I walked back to him and let him wrap me in his arms.
“Hold on tight,” he said, humor in the warning.
“Wait. Would you really have dropped me this morning?”
He bent closer to whisper in my ear. “Right on your ass.”
Before I could reply, the celestial world slammed into us. Whipping and howling and coursing. And then it was gone, and we were in Reyes’s office.
I swayed as I got my bearings, then glared up at him.
“That’s awful,” I continued, picking up where we left off and wishing I had that kind of control over my destination. “You’re supposed to care for me and protect me and make me tacos.”
“Please.” He sat behind his desk, leaned back, and watched me. Again. “The day you need anyone’s protection is the day … well, the day hell freezes over. I don’t think dear old Dad is going to take that lying down. I should probably have your back. But until then…”
Fine. I’d go along with it. “Any idea when I’m scheduled to transform his dimension into Ice Capades: Hell on Ice?”
“Hey, boss.” Sammy poked his head in. “Fryer’s on the fritz again.”
I perked up. “Did you check the carburetor?” Gawd, I was so helpful.
He laughed softly and shook his head. “Davidson, did you stop taking your medication again?”
“Why? What have you heard?”
“I’ll call Saul,” Reyes said.
Really?
Sammy gave him a thumbs-up and me the crazy sign. I felt very judged.
I had Reyes talking. I wasn’t about to give up on this conversation just because he had to call Saul.
As he picked up the phone, I continued my rant. “So, I had an idea about the god glass.” I waited for his reaction. Got none. “So, there are rules, right? I don’t know the names of the people the evil priest sent there, and I’m not the one who sent them, anyway. So I figure I can go to hell. I can get him back.”

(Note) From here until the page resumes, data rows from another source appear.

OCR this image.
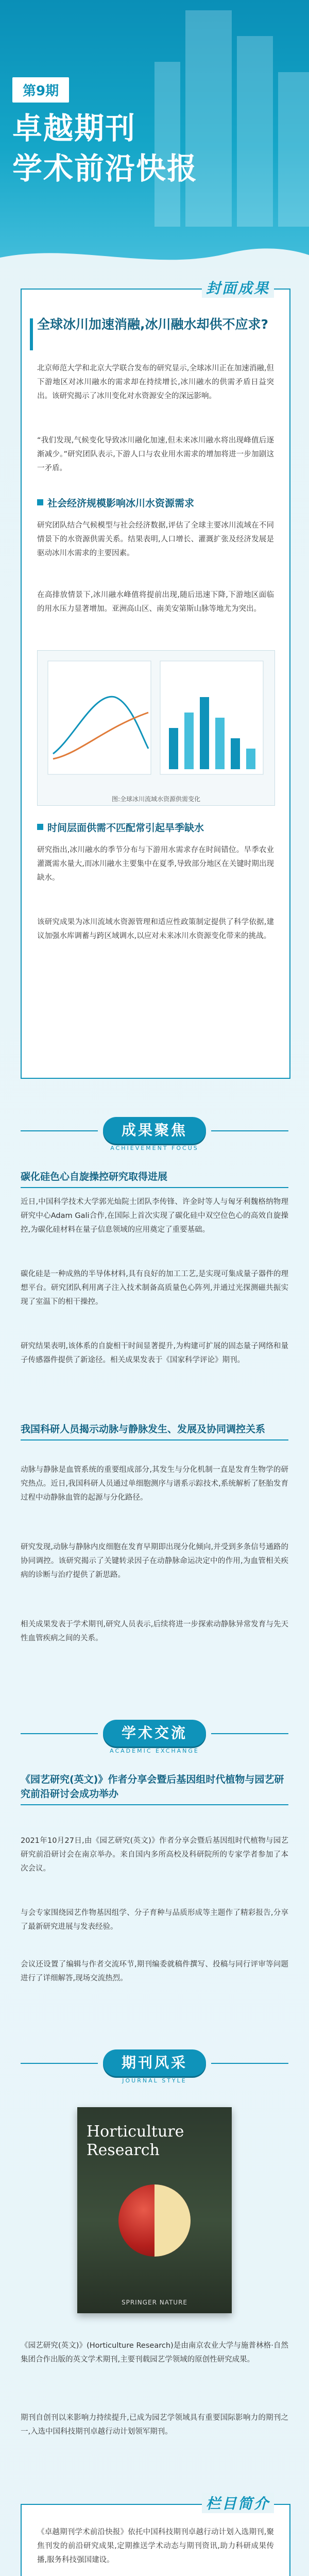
第9期
卓越期刊
学术前沿快报
封面成果
全球冰川加速消融,冰川融水却供不应求?
北京师范大学和北京大学联合发布的研究显示,全球冰川正在加速消融,但下游地区对冰川融水的需求却在持续增长,冰川融水的供需矛盾日益突出。该研究揭示了冰川变化对水资源安全的深远影响。
“我们发现,气候变化导致冰川融化加速,但未来冰川融水将出现峰值后逐渐减少。”研究团队表示,下游人口与农业用水需求的增加将进一步加剧这一矛盾。
社会经济规模影响冰川水资源需求
研究团队结合气候模型与社会经济数据,评估了全球主要冰川流域在不同情景下的水资源供需关系。结果表明,人口增长、灌溉扩张及经济发展是驱动冰川水需求的主要因素。
在高排放情景下,冰川融水峰值将提前出现,随后迅速下降,下游地区面临的用水压力显著增加。亚洲高山区、南美安第斯山脉等地尤为突出。
图:全球冰川流域水资源供需变化
时间层面供需不匹配常引起旱季缺水
研究指出,冰川融水的季节分布与下游用水需求存在时间错位。旱季农业灌溉需水量大,而冰川融水主要集中在夏季,导致部分地区在关键时期出现缺水。
该研究成果为冰川流域水资源管理和适应性政策制定提供了科学依据,建议加强水库调蓄与跨区域调水,以应对未来冰川水资源变化带来的挑战。
成果聚焦
ACHIEVEMENT FOCUS
碳化硅色心自旋操控研究取得进展
近日,中国科学技术大学郭光灿院士团队李传锋、许金时等人与匈牙利魏格纳物理研究中心Adam Gali合作,在国际上首次实现了碳化硅中双空位色心的高效自旋操控,为碳化硅材料在量子信息领域的应用奠定了重要基础。
碳化硅是一种成熟的半导体材料,具有良好的加工工艺,是实现可集成量子器件的理想平台。研究团队利用离子注入技术制备高质量色心阵列,并通过光探测磁共振实现了室温下的相干操控。
研究结果表明,该体系的自旋相干时间显著提升,为构建可扩展的固态量子网络和量子传感器件提供了新途径。相关成果发表于《国家科学评论》期刊。
我国科研人员揭示动脉与静脉发生、发展及协同调控关系
动脉与静脉是血管系统的重要组成部分,其发生与分化机制一直是发育生物学的研究热点。近日,我国科研人员通过单细胞测序与谱系示踪技术,系统解析了胚胎发育过程中动静脉血管的起源与分化路径。
研究发现,动脉与静脉内皮细胞在发育早期即出现分化倾向,并受到多条信号通路的协同调控。该研究揭示了关键转录因子在动静脉命运决定中的作用,为血管相关疾病的诊断与治疗提供了新思路。
相关成果发表于学术期刊,研究人员表示,后续将进一步探索动静脉异常发育与先天性血管疾病之间的关系。
学术交流
ACADEMIC EXCHANGE
《园艺研究(英文)》作者分享会暨后基因组时代植物与园艺研究前沿研讨会成功举办
2021年10月27日,由《园艺研究(英文)》作者分享会暨后基因组时代植物与园艺研究前沿研讨会在南京举办。来自国内多所高校及科研院所的专家学者参加了本次会议。
与会专家围绕园艺作物基因组学、分子育种与品质形成等主题作了精彩报告,分享了最新研究进展与发表经验。
会议还设置了编辑与作者交流环节,期刊编委就稿件撰写、投稿与同行评审等问题进行了详细解答,现场交流热烈。
期刊风采
JOURNAL STYLE
Horticulture Research
SPRINGER NATURE
《园艺研究(英文)》(Horticulture Research)是由南京农业大学与施普林格·自然集团合作出版的英文学术期刊,主要刊载园艺学领域的原创性研究成果。
期刊自创刊以来影响力持续提升,已成为园艺学领域具有重要国际影响力的期刊之一,入选中国科技期刊卓越行动计划领军期刊。
栏目简介
《卓越期刊学术前沿快报》依托中国科技期刊卓越行动计划入选期刊,聚焦刊发的前沿研究成果,定期推送学术动态与期刊资讯,助力科研成果传播,服务科技强国建设。
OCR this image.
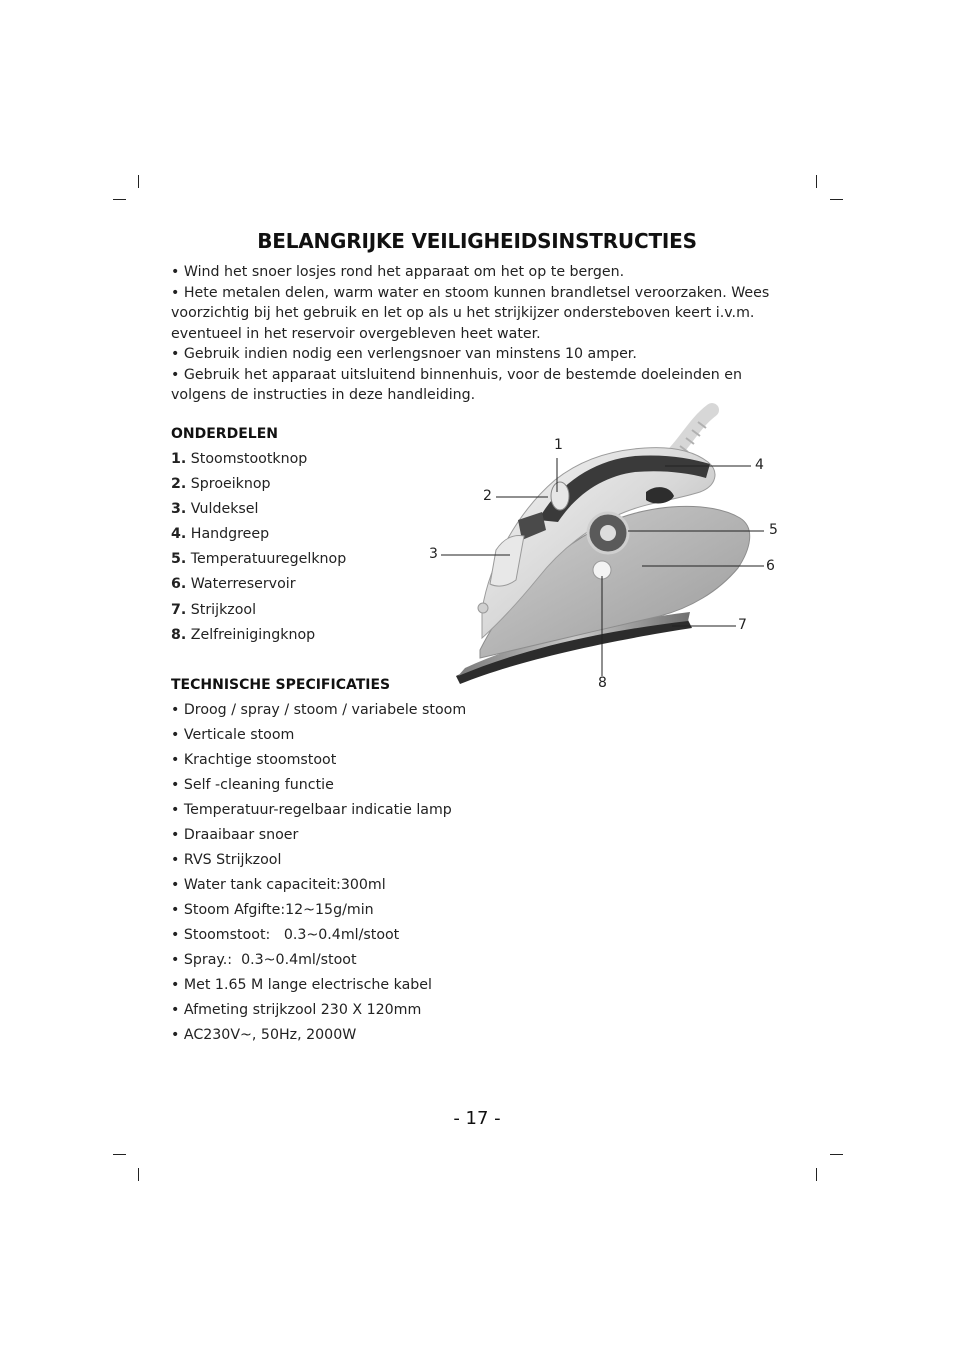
BELANGRIJKE VEILIGHEIDSINSTRUCTIES

• Wind het snoer losjes rond het apparaat om het op te bergen.

• Hete metalen delen, warm water en stoom kunnen brandletsel veroorzaken. Wees voorzichtig bij het gebruik en let op als u het strijkijzer ondersteboven keert i.v.m. eventueel in het reservoir overgebleven heet water.

• Gebruik indien nodig een verlengsnoer van minstens 10 amper.

• Gebruik het apparaat uitsluitend binnenhuis, voor de bestemde doeleinden en volgens de instructies in deze handleiding.

ONDERDELEN
1. Stoomstootknop
2. Sproeiknop
3. Vuldeksel
4. Handgreep
5. Temperatuuregelknop
6. Waterreservoir
7. Strijkzool
8. Zelfreinigingknop
TECHNISCHE SPECIFICATIES
• Droog / spray / stoom / variabele stoom
• Verticale stoom
• Krachtige stoomstoot
• Self -cleaning functie
• Temperatuur-regelbaar indicatie lamp
• Draaibaar snoer
• RVS Strijkzool
• Water tank capaciteit:300ml
• Stoom Afgifte:12~15g/min
• Stoomstoot:   0.3~0.4ml/stoot
• Spray.:  0.3~0.4ml/stoot
• Met 1.65 M lange electrische kabel
• Afmeting strijkzool 230 X 120mm
• AC230V~, 50Hz, 2000W
1
2
3
4
5
6
7
8
- 17 -
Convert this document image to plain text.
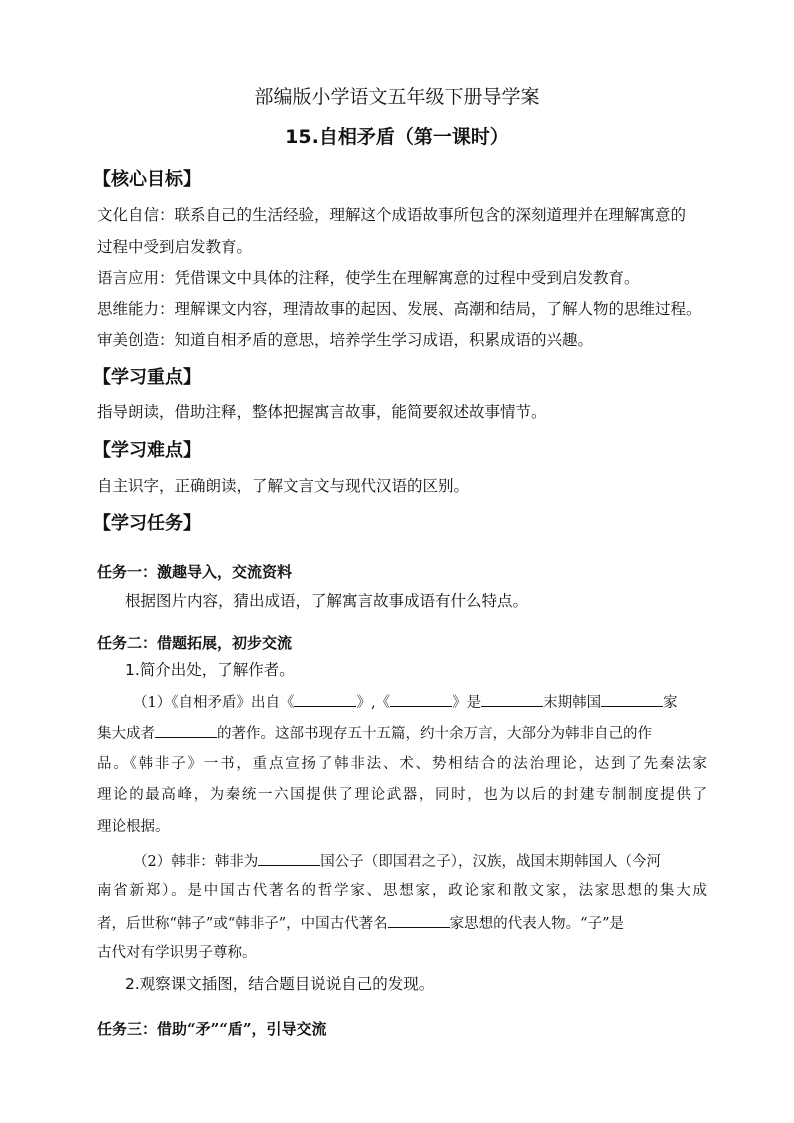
部编版小学语文五年级下册导学案
15.自相矛盾（第一课时）
【核心目标】
文化自信：联系自己的生活经验，理解这个成语故事所包含的深刻道理并在理解寓意的
过程中受到启发教育。
语言应用：凭借课文中具体的注释，使学生在理解寓意的过程中受到启发教育。
思维能力：理解课文内容，理清故事的起因、发展、高潮和结局，了解人物的思维过程。
审美创造：知道自相矛盾的意思，培养学生学习成语，积累成语的兴趣。
【学习重点】
指导朗读，借助注释，整体把握寓言故事，能简要叙述故事情节。
【学习难点】
自主识字，正确朗读，了解文言文与现代汉语的区别。
【学习任务】
任务一：激趣导入，交流资料
根据图片内容，猜出成语，了解寓言故事成语有什么特点。
任务二：借题拓展，初步交流
1.简介出处，了解作者。
（1）《自相矛盾》出自《	》,《	》是	末期韩国	家
集大成者	的著作。这部书现存五十五篇，约十余万言，大部分为韩非自己的作
品。《韩非子》一书，重点宣扬了韩非法、术、势相结合的法治理论，达到了先秦法家
理论的最高峰，为秦统一六国提供了理论武器，同时，也为以后的封建专制制度提供了
理论根据。
（2）韩非：韩非为	国公子（即国君之子），汉族，战国末期韩国人（今河
南省新郑）。是中国古代著名的哲学家、思想家，政论家和散文家，法家思想的集大成
者，后世称“韩子”或“韩非子”，中国古代著名	家思想的代表人物。“子”是
古代对有学识男子尊称。
2.观察课文插图，结合题目说说自己的发现。
任务三：借助“矛”“盾”，引导交流
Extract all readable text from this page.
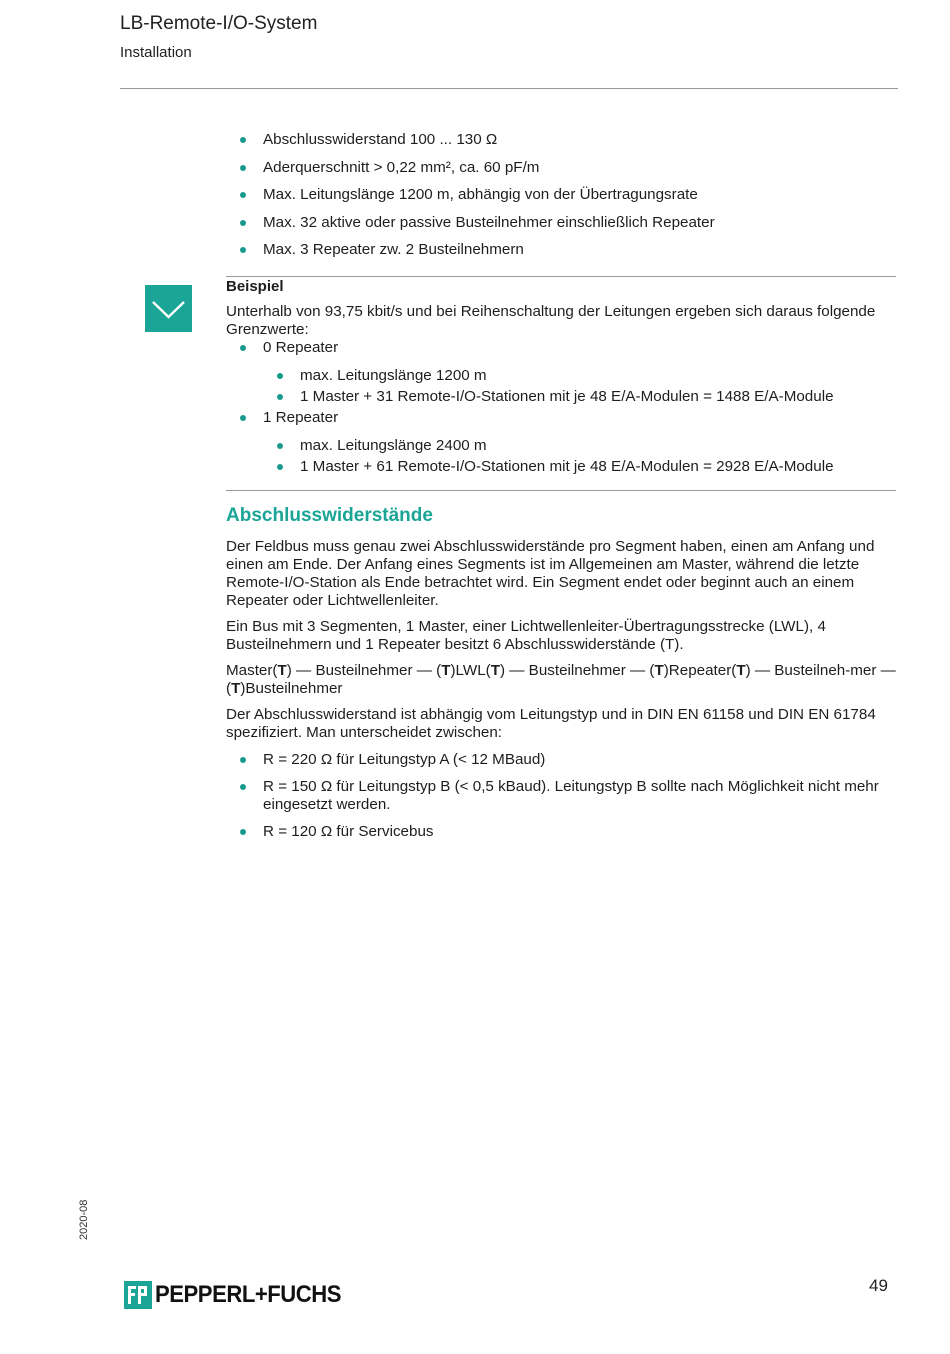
LB-Remote-I/O-System
Installation
Abschlusswiderstand 100 ... 130 Ω
Aderquerschnitt > 0,22 mm², ca. 60 pF/m
Max. Leitungslänge 1200 m, abhängig von der Übertragungsrate
Max. 32 aktive oder passive Busteilnehmer einschließlich Repeater
Max. 3 Repeater zw. 2 Busteilnehmern
Beispiel
Unterhalb von 93,75 kbit/s und bei Reihenschaltung der Leitungen ergeben sich daraus folgende Grenzwerte:
0 Repeater
max. Leitungslänge 1200 m
1 Master + 31 Remote-I/O-Stationen mit je 48 E/A-Modulen = 1488 E/A-Module
1 Repeater
max. Leitungslänge 2400 m
1 Master + 61 Remote-I/O-Stationen mit je 48 E/A-Modulen = 2928 E/A-Module
Abschlusswiderstände

Der Feldbus muss genau zwei Abschlusswiderstände pro Segment haben, einen am Anfang und einen am Ende. Der Anfang eines Segments ist im Allgemeinen am Master, während die letzte Remote-I/O-Station als Ende betrachtet wird. Ein Segment endet oder beginnt auch an einem Repeater oder Lichtwellenleiter.

Ein Bus mit 3 Segmenten, 1 Master, einer Lichtwellenleiter-Übertragungsstrecke (LWL), 4 Busteilnehmern und 1 Repeater besitzt 6 Abschlusswiderstände (T).

Master(T) — Busteilnehmer — (T)LWL(T) — Busteilnehmer — (T)Repeater(T) — Busteilneh-mer — (T)Busteilnehmer

Der Abschlusswiderstand ist abhängig vom Leitungstyp und in DIN EN 61158 und DIN EN 61784 spezifiziert. Man unterscheidet zwischen:

R = 220 Ω für Leitungstyp A (< 12 MBaud)
R = 150 Ω für Leitungstyp B (< 0,5 kBaud). Leitungstyp B sollte nach Möglichkeit nicht mehr eingesetzt werden.
R = 120 Ω für Servicebus
2020-08
PEPPERL+FUCHS	49
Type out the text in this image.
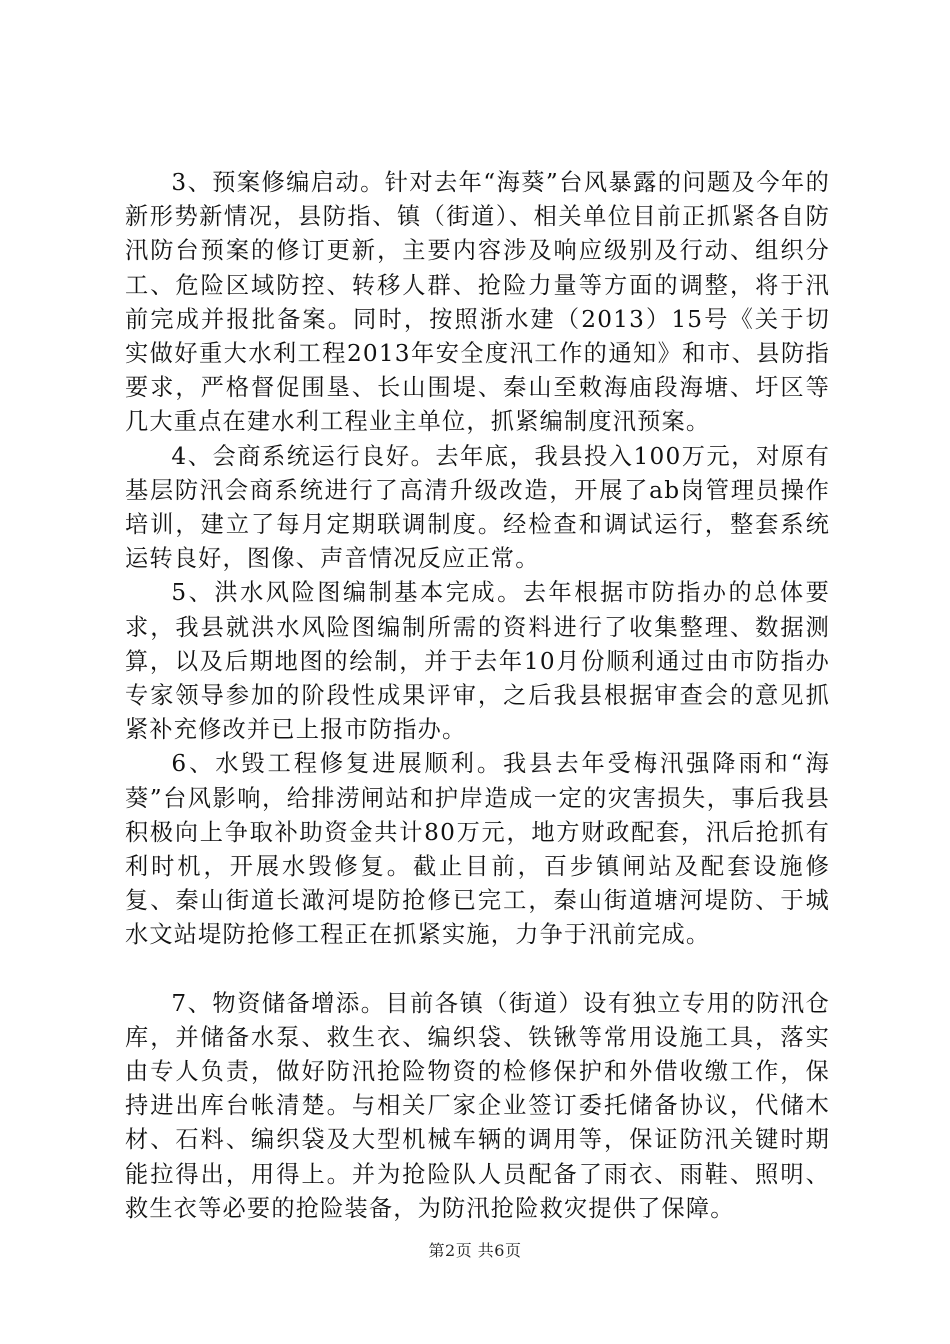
3、预案修编启动。针对去年“海葵”台风暴露的问题及今年的新形势新情况，县防指、镇（街道）、相关单位目前正抓紧各自防汛防台预案的修订更新，主要内容涉及响应级别及行动、组织分工、危险区域防控、转移人群、抢险力量等方面的调整，将于汛前完成并报批备案。同时，按照浙水建（2013）15号《关于切实做好重大水利工程2013年安全度汛工作的通知》和市、县防指要求，严格督促围垦、长山围堤、秦山至敕海庙段海塘、圩区等几大重点在建水利工程业主单位，抓紧编制度汛预案。

4、会商系统运行良好。去年底，我县投入100万元，对原有基层防汛会商系统进行了高清升级改造，开展了ab岗管理员操作培训，建立了每月定期联调制度。经检查和调试运行，整套系统运转良好，图像、声音情况反应正常。

5、洪水风险图编制基本完成。去年根据市防指办的总体要求，我县就洪水风险图编制所需的资料进行了收集整理、数据测算，以及后期地图的绘制，并于去年10月份顺利通过由市防指办专家领导参加的阶段性成果评审，之后我县根据审查会的意见抓紧补充修改并已上报市防指办。

6、水毁工程修复进展顺利。我县去年受梅汛强降雨和“海葵”台风影响，给排涝闸站和护岸造成一定的灾害损失，事后我县积极向上争取补助资金共计80万元，地方财政配套，汛后抢抓有利时机，开展水毁修复。截止目前，百步镇闸站及配套设施修复、秦山街道长澉河堤防抢修已完工，秦山街道塘河堤防、于城水文站堤防抢修工程正在抓紧实施，力争于汛前完成。

7、物资储备增添。目前各镇（街道）设有独立专用的防汛仓库，并储备水泵、救生衣、编织袋、铁锹等常用设施工具，落实由专人负责，做好防汛抢险物资的检修保护和外借收缴工作，保持进出库台帐清楚。与相关厂家企业签订委托储备协议，代储木材、石料、编织袋及大型机械车辆的调用等，保证防汛关键时期能拉得出，用得上。并为抢险队人员配备了雨衣、雨鞋、照明、救生衣等必要的抢险装备，为防汛抢险救灾提供了保障。

第2页 共6页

He shook his head, then left a message on Saul’s phone.
When he hung up, he said, “You don’t understand. People don’t really burn for an eternity. That’s a myth. He’s long gone.”
“But the people in this dimension are still alive. What if we just broke it?”
“The god glass, from what I can tell, is a gate. A portal to the hell dimension. What if instead of freeing the people inside, we locked it forever? Or if the entire dimension collapsed and trapped them for all eternity?”